Mit dem im Oktober 2004 verabschiedeten Gesetz zur Förderung der Kinder- und Jugendarbeit, der Jugendsozialarbeit und des erzieherischen Kinder- und Jugendschutzes (Jugendfördergesetz NRW) ist u.a. auch die gesetzliche Grundlage für die finanzielle Ausstattung des Landesjugendplanes geschaffen worden. Laut § 16 des Jugendfördergesetzes sind befristet bis zum Jahre 2010 auf der Grundlage des Kinder- und Jugendförderplans jährlich mindestens 96 Mio.
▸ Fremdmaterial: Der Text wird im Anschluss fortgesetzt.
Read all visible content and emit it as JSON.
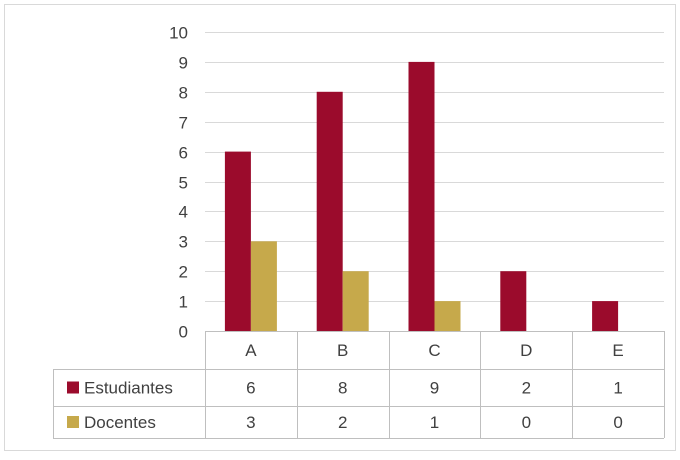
{
  "chart_data": {
    "type": "bar",
    "title": "",
    "xlabel": "",
    "ylabel": "",
    "categories": [
      "A",
      "B",
      "C",
      "D",
      "E"
    ],
    "series": [
      {
        "name": "Estudiantes",
        "values": [
          6,
          8,
          9,
          2,
          1
        ],
        "color": "#9b0b2c"
      },
      {
        "name": "Docentes",
        "values": [
          3,
          2,
          1,
          0,
          0
        ],
        "color": "#c6a94b"
      }
    ],
    "ylim": [
      0,
      10
    ],
    "yticks": [
      0,
      1,
      2,
      3,
      4,
      5,
      6,
      7,
      8,
      9,
      10
    ],
    "grid": true,
    "legend": "data-table",
    "data_table": true,
    "colors": {
      "gridline": "#d9d9d9",
      "border": "#bfbfbf",
      "text": "#404040"
    }
  }
}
Euro bereitzustellen.

Einer der wesentlichen Gründe für die gesetzliche Verankerung dieser Finanzierungsgrundlage war es, den Jugendorganisationen, den Trägern der offenen Jugendarbeit, den Trägern der Jugendkulturarbeit, den Initiativgruppen und auch den Trägern und Einrichtungen der Jugendsozialarbeit langfristig Planungssicherheit und Bestandsschutz zu geben. Nur so kann den Trägern der notwendige Rückhalt und die Unterstützung gegeben werden, die sie brauchen, um den im Rahmen der Reform des Landesjugendplans 1998 begonnenen Entwicklungsprozess nun auch kontinuierlich weiterzuführen.

Ungeachtet der Ausdifferenzierung und finanziellen Ausstattung der einzelnen Förderbereiche sind die Kommunen und die Träger der Kinder- und Jugendhilfe nicht länger in der Lage, die fehlenden Mittel in Höhe von 20.929.500 Euro zu kompensieren. Damit werden Einrichtungen in ihrem Bestand gefährdet, die Qualität der Angebote in Mitleidenschaft gezogen und der Kinder- und Jugendhilfe mittel- und langfristige neue Entwicklungsperspektiven entzogen.